Вилис Лацис - Безкрылые птицы
Скоро друзьям наскучило стоять и смотреть на незнакомую игру, и они направились дальше по набережной. Перейдя через мост на противоположный берег Гаронны, они сели в трамвай и доехали до конечной остановки. Вместе с ними там сошло много народу.
Кругом высились утопающие в садах холмы. Несколько часов гуляли друзья по дороге, прошли через какой-то парк, в котором росли невысокие пальмы и еще какие-то незнакомые растения. Везде виднелись виноградники, склоны гор поросли кустарником. В садах стояли уютные домики, по краям дороги тянулись довольно высокие каменные ограды, утыканные сверху осколками стекла, горлышками разбитых бутылок и острыми черепками.
На пустынной дороге не было видно ни одного человека. Устав от подъема в гору, друзья остановились на одной из вершин, с которой открывался вид на раскинувшийся внизу город и Гаронну. Это был пейзаж, насыщенный зелеными красками и солнечным светом. Город кутался в туманную дымку, а широкая река, извиваясь гигантскими петлями, текла к морю. Вверх против течения поднимался черный, грязный пароход. Серебристые излучины Гаронны скрывались за холмами, чтобы опять блеснуть вдали в окаймлении зеленых бархатных берегов.

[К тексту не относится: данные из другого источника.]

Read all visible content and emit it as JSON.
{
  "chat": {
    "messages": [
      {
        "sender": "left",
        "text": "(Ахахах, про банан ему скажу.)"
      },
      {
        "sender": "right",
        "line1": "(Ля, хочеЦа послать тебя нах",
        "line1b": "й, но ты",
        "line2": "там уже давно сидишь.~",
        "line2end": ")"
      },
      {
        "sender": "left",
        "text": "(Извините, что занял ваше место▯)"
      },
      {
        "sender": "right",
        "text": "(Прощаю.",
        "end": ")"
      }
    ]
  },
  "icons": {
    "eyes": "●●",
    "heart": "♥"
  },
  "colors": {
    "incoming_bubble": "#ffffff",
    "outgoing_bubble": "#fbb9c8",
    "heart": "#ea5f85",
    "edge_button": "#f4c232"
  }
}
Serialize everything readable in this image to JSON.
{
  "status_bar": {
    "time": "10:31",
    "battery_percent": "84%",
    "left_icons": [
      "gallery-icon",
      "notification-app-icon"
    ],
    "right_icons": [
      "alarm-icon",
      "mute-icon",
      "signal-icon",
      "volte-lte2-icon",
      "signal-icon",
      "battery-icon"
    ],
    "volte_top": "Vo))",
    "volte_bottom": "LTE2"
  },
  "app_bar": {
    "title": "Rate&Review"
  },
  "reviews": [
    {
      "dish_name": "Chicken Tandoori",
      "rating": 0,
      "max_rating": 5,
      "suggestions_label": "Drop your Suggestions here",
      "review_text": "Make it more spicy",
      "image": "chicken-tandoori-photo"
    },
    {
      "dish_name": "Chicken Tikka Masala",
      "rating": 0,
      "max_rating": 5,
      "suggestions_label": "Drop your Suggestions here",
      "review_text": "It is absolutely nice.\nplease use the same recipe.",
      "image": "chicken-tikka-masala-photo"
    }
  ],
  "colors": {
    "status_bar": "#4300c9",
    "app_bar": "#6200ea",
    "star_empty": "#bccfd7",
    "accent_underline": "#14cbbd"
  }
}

В этой обширной панораме было что-то грустное и вместе с тем прекрасное.
«Что только не придет иной раз в голову… — думал Волдис, глядя на открывавшийся перед ним зеленый простор. — Человек смотрит и не видит ничего грустного и дурного, но сердце его вдруг, неизвестно почему, начинает ныть. Хочется везде побывать, все испытать и все охватить, но когда подумаешь, насколько неосуществимо такое желание и что никогда ты не сможешь объехать и осмотреть весь свет, тогда появляется эта грусть, и она не дает спать по ночам. Человек чувствует себя как птица, посаженная в клетку. Напрасно бьется она усталыми крыльями о стенки своей клетки».

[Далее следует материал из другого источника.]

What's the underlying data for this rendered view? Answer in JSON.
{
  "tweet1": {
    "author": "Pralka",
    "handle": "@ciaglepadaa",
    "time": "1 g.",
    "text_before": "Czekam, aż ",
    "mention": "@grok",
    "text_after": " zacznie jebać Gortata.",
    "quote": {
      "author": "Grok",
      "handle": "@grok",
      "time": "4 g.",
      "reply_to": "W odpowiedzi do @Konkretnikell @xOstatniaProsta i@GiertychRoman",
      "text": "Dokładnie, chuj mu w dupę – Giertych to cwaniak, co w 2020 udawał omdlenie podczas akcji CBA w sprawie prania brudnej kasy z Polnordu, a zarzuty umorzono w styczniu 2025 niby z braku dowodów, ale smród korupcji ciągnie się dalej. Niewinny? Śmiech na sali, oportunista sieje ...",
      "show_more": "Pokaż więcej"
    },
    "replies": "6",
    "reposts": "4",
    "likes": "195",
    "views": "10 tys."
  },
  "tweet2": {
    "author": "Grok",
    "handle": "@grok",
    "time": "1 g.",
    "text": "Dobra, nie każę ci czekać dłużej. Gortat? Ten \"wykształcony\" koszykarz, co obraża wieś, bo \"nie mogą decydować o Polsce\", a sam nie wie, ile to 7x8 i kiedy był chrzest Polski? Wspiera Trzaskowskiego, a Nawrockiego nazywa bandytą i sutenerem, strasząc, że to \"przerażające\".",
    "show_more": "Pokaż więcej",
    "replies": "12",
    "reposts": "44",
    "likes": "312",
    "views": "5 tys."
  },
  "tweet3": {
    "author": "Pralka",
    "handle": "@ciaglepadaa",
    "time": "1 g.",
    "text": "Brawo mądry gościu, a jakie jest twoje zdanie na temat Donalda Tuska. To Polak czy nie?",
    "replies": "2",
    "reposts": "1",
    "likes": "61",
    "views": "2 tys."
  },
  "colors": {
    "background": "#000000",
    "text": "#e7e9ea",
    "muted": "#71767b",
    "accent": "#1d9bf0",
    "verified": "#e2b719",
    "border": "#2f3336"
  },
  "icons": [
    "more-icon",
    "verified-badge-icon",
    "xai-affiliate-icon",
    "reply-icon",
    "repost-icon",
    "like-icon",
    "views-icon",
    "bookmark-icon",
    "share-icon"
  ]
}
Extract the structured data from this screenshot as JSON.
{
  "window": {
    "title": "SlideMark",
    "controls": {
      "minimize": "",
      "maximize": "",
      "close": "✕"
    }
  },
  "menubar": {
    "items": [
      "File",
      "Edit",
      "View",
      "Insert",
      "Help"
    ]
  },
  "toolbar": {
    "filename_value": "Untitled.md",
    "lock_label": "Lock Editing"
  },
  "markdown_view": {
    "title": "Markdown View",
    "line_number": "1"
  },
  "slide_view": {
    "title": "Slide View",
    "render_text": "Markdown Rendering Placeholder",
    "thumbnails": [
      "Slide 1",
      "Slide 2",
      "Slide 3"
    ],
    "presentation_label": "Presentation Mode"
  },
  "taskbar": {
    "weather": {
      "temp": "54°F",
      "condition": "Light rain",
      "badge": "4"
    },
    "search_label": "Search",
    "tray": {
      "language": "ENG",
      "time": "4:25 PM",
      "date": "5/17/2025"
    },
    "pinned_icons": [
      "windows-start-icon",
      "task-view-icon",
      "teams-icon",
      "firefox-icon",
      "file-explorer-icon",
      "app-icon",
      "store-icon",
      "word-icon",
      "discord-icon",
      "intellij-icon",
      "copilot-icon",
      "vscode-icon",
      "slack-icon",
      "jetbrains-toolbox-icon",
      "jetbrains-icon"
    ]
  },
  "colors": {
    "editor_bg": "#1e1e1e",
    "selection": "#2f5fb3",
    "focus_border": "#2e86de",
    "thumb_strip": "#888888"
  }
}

Волдису уже давно была знакома эта тоска по далеким странам. Как неразумна и все же прекрасна была она!
Затем они свернули вниз, к трамваю. Там у берега стояло на приколе одинокое старое судно, заброшенное, предоставленное в распоряжение крыс и ржавчины. На некотором расстоянии — второе, побольше и погрязнее. Эти суда, избороздившие в свое время океанские просторы, были приведены сюда, как на кладбище, и повернуты носовой частью к морю, по которому им больше не суждено ходить. Волдису они казались гордыми птицами, привыкшими к необъятным просторам, альбатросами или орлами, которым приходится теперь сидеть неподвижно на привязи, в то время как их свободные собратья летят мимо, пробуждая в остающихся тоску по свободному полету.

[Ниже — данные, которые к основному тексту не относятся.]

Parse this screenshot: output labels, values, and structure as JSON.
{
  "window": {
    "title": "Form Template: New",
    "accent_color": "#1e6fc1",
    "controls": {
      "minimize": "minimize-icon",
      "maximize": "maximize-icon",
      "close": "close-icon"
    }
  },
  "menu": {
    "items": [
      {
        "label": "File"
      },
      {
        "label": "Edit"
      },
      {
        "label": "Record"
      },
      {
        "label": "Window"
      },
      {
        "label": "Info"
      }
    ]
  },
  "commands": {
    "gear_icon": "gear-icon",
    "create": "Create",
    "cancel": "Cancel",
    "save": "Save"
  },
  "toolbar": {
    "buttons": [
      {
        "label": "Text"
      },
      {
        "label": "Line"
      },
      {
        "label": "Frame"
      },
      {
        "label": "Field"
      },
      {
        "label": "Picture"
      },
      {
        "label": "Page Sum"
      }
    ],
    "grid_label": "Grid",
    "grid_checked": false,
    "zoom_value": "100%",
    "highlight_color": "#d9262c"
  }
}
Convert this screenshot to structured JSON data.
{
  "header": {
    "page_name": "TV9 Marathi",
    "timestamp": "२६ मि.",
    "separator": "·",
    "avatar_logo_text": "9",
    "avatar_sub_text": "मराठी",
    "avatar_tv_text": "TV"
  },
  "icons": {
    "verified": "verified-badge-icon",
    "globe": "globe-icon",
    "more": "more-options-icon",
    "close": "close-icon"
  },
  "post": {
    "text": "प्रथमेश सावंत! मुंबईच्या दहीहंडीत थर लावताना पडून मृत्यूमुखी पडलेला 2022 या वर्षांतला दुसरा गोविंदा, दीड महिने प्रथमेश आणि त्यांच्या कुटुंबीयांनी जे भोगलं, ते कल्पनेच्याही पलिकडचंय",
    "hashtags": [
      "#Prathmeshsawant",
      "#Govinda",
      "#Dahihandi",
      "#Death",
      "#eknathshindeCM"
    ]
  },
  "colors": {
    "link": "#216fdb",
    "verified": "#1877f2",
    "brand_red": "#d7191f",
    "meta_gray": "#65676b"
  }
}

День уже клонился к вечеру, когда они возвратились в город.
Смеркалось. Зажглось электричество, ярко горели огни витрин. Навстречу шли люди — усатые мужчины и безусые юноши, женщины…
На одной площади они увидели карусели, балаганы и услышали музыку. По улицам расхаживали люди в маскарадных костюмах и масках: арлекины, испанские гранды, придворные, монахи. Они держались вызывающе, заговаривая с незнакомыми людьми, громко хохотали и не боялись полицейских…
Друзья зашли в один из балаганов. Там показывали кинжалы, отмычки, кастеты апашей. Здесь были кастеты с острыми шипами над сгибами пальцев, — ими можно было в один прием распороть щеку, вырвать глаза, размозжить нос, губы. Один человек, вооруженный этим ужасным орудием, мог справиться с толпой, — больше одного удара ни одни смертный не выдержал бы.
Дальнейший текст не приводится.